Agitation, insomnia, sweating, and a racing heart tend to peak here. This window also carries the (rare) seizure risk after abrupt high-dose cessation.
Most symptoms settle within two weeks. A subset report lingering anxiety and insomnia for several more weeks after long-term use.
Common symptoms
- Anxiety and agitation
- Insomnia
- Sweating
- Nausea and stomach upset
- Restlessness
- Rapid heartbeat
Less common
- Tremor
- Headache
- Confusion
- Light and sound sensitivity
- Diarrhea
Notable / pattern-defining symptoms
Seizures - rare but reported with abrupt cessation of high doses, including in people without epilepsy. This is the central safety reason gabapentin must be tapered rather than stopped.
Tapering guidance
- Reduce gradually - a common schedule is 300 mg every 1-2 weeks, slower for high total doses or a history of difficult tapers.

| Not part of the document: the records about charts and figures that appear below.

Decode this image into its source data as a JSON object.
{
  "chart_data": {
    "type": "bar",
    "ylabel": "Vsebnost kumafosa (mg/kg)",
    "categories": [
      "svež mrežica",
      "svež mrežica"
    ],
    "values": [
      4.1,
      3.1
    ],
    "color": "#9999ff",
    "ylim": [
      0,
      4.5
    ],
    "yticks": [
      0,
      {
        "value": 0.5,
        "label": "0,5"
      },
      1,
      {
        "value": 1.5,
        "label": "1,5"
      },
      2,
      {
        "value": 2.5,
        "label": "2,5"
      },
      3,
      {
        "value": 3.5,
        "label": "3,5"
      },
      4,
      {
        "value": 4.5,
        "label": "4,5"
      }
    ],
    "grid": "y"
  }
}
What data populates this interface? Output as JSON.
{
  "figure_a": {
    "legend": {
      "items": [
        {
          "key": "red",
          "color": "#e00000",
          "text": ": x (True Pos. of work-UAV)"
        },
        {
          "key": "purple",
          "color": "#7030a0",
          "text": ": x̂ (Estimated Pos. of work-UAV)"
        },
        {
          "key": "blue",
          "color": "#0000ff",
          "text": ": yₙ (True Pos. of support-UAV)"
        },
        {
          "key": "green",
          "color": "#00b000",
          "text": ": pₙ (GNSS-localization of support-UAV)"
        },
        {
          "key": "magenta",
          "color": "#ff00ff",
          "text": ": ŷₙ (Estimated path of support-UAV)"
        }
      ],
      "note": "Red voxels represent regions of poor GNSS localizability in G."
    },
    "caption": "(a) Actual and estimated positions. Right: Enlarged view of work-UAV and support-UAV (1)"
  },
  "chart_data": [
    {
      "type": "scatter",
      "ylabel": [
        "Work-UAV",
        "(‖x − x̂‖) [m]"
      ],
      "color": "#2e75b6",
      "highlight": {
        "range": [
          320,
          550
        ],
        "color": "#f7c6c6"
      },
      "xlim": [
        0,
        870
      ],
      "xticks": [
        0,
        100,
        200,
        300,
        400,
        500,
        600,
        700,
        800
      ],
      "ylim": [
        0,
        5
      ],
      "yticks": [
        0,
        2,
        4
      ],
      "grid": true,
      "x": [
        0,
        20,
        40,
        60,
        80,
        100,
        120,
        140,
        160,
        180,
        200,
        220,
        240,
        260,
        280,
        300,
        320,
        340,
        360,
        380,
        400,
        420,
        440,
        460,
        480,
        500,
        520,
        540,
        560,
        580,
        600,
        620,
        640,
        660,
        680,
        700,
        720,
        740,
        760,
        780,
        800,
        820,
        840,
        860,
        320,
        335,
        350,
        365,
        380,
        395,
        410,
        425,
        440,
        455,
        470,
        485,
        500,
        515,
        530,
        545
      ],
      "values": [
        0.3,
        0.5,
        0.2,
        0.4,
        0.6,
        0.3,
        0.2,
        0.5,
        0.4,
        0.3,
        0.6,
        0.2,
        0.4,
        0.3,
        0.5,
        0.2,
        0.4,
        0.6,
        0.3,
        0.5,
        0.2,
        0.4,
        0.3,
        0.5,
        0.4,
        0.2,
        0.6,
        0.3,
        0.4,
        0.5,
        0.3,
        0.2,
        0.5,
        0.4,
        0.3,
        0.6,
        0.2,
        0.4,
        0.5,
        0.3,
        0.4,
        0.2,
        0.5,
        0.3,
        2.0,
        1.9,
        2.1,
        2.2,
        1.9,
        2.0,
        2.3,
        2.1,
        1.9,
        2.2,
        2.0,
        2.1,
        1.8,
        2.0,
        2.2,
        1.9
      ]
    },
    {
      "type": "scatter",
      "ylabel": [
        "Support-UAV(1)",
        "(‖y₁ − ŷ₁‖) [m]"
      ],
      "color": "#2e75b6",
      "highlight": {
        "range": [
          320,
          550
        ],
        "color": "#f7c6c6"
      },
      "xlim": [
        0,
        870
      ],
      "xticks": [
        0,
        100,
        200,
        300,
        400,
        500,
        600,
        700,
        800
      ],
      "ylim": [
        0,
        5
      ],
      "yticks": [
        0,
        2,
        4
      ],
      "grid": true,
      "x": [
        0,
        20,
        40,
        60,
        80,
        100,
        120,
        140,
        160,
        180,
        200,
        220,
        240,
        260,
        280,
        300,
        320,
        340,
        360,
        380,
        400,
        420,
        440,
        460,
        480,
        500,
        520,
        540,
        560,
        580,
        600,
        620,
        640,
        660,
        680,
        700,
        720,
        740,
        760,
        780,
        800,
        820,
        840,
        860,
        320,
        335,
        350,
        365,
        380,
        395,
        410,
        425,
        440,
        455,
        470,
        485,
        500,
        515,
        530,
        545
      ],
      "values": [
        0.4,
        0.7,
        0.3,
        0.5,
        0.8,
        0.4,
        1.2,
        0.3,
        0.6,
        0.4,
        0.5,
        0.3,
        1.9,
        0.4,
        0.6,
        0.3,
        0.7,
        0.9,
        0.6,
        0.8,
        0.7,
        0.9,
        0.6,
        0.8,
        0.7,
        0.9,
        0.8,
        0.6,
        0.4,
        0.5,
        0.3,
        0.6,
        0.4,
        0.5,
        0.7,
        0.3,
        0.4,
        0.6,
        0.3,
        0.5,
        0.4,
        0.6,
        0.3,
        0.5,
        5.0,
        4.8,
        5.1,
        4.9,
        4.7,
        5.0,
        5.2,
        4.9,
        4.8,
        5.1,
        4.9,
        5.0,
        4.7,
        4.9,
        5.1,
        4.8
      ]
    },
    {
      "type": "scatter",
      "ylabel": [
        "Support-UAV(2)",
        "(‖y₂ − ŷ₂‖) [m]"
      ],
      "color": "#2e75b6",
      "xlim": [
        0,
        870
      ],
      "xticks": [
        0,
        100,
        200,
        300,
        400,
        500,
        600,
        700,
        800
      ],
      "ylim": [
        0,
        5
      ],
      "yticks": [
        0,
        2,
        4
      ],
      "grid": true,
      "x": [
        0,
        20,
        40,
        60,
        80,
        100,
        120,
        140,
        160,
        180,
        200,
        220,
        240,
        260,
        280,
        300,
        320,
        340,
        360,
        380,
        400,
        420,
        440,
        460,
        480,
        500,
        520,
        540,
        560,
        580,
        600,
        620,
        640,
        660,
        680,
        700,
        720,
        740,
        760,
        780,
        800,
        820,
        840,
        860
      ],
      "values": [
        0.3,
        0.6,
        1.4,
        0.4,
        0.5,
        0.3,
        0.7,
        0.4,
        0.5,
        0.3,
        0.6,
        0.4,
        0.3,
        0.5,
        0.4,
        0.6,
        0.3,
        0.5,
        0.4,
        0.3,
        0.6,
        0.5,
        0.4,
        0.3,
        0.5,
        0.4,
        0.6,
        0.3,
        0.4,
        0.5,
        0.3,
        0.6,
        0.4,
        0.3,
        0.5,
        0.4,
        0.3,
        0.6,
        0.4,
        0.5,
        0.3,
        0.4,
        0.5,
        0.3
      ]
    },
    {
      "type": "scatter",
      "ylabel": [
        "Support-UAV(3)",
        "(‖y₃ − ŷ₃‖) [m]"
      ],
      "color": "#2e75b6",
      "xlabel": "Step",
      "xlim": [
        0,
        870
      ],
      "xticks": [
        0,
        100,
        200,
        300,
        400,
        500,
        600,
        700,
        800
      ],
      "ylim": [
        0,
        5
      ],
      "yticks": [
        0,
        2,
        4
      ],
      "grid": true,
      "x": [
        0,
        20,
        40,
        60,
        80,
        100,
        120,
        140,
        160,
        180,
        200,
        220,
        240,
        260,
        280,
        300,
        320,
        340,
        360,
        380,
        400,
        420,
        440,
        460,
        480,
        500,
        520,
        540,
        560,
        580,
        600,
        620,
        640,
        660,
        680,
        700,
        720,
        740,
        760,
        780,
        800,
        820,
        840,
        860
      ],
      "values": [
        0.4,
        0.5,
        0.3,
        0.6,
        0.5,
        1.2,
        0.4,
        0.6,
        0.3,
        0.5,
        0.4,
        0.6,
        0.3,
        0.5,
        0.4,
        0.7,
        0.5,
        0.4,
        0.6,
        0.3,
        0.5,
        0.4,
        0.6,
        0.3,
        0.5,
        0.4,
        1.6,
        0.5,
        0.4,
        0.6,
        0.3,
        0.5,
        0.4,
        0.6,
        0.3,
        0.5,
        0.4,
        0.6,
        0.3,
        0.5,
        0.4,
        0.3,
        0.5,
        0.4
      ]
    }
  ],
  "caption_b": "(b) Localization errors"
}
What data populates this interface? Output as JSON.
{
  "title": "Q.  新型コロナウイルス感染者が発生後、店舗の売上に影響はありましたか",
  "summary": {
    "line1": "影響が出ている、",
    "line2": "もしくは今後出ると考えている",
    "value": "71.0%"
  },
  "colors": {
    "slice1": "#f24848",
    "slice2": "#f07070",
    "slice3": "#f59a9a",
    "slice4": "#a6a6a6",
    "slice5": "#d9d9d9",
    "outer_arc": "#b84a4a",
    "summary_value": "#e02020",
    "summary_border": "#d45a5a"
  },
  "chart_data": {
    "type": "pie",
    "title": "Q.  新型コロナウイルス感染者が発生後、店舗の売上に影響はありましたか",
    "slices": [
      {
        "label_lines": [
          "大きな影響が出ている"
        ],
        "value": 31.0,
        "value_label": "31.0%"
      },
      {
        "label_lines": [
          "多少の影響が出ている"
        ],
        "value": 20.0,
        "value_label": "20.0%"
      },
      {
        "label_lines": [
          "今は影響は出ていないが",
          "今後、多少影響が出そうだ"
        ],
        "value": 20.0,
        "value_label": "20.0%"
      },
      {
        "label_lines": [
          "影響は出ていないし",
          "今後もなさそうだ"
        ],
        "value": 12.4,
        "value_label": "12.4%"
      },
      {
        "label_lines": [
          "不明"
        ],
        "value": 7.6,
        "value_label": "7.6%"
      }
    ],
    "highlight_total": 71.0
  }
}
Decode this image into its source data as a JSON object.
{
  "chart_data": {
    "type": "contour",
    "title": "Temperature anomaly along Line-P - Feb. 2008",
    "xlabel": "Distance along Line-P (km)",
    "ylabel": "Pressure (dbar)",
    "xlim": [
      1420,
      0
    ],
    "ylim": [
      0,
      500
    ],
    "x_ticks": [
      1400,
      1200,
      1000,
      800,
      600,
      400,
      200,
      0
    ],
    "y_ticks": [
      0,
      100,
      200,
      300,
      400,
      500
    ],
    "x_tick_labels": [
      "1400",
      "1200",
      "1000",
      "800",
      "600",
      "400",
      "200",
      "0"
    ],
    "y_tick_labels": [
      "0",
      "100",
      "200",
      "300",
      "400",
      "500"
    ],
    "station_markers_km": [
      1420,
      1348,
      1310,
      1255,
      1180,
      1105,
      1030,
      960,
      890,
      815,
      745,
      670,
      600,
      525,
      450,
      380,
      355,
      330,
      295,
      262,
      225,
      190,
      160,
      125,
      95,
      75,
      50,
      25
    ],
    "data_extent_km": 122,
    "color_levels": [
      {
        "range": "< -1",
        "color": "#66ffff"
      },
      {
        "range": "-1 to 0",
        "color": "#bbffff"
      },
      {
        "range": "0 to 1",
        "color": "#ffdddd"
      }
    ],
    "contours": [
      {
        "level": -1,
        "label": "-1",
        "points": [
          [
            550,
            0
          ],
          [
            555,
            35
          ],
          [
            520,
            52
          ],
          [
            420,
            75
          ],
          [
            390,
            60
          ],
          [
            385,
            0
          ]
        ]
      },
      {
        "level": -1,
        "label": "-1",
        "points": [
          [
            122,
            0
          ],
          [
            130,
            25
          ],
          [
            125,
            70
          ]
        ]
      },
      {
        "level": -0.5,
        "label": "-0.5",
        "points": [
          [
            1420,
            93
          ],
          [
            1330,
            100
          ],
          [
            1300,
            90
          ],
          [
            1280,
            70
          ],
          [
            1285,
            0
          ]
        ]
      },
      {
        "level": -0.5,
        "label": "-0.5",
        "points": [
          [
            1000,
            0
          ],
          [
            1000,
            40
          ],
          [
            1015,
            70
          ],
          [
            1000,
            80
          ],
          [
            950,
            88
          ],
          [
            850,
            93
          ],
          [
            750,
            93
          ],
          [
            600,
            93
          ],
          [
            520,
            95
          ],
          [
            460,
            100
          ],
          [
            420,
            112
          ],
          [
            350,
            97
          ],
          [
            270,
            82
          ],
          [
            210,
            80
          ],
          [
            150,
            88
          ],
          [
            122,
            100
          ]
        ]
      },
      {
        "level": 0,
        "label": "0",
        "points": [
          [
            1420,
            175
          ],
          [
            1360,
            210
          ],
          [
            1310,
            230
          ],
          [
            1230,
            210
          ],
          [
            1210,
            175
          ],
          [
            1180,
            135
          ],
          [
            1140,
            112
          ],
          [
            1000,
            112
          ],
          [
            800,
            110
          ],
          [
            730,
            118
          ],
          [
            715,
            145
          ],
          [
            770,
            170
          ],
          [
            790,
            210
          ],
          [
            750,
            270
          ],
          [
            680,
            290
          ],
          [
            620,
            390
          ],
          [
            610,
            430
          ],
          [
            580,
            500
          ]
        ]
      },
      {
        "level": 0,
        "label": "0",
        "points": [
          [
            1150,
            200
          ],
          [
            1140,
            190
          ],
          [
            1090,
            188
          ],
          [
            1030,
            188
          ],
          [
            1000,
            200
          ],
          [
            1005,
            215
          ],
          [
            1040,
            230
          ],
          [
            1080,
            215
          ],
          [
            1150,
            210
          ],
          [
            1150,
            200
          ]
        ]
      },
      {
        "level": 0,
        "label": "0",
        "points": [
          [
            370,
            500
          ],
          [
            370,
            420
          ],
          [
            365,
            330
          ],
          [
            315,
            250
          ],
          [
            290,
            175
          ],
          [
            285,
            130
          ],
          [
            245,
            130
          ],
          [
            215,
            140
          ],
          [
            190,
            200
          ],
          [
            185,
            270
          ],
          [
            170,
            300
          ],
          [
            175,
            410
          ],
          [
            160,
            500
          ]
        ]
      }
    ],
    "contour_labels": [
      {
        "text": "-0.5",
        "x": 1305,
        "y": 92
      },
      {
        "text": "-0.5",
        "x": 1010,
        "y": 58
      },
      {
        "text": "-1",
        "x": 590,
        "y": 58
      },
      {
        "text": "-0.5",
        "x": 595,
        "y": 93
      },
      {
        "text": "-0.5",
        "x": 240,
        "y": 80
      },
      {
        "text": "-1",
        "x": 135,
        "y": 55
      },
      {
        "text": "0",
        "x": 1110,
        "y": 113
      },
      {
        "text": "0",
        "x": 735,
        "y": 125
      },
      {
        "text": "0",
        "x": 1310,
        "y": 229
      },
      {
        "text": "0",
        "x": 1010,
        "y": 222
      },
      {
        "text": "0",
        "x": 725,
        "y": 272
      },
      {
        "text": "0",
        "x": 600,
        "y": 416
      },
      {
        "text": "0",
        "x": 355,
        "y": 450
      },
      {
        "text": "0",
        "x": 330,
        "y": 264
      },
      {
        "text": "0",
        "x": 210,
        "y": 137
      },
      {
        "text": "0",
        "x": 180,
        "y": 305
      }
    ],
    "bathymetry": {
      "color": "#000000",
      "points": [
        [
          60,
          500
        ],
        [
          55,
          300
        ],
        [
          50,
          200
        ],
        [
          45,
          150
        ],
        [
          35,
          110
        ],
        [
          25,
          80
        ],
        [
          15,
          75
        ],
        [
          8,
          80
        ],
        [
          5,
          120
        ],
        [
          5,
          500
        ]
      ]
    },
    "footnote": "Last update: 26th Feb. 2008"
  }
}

- Never stop high-dose gabapentin abruptly because of the seizure risk.
- Always coordinate the taper with the prescribing physician.
Where ketamine therapy fits
Ketamine therapy does not treat gabapentin withdrawal. Where it can be relevant is the anxiety or depression that gabapentin may have been masking, which can surface during a taper. Because both gabapentin and ketamine can be sedating, timing and coordination with the prescribing physician matter - this is a conversation, not a substitution.
Frequently asked questions
How long does gabapentin withdrawal last?
Acute symptoms usually peak in the first 2-5 days and resolve within 1-2 weeks. After long-term, high-dose use, anxiety and insomnia can linger several weeks longer.
Can I stop gabapentin cold turkey?
No, especially at higher doses. Abrupt cessation can trigger anxiety, insomnia, sweating, and - rarely - seizures, even in people without epilepsy. Taper under physician supervision.
Is gabapentin compatible with ketamine therapy?
Usually, but both can be sedating, so timing and dosing should be coordinated with your prescriber. There is no required washout; the main consideration is additive drowsiness.
Important: This page is informational and does not constitute medical advice or a recommendation to start, stop, or change any medication. Tapering psychiatric medications should always be coordinated with the prescribing physician. Compounded ketamine for anxiety, depression, PTSD, and chronic pain is not FDA approved.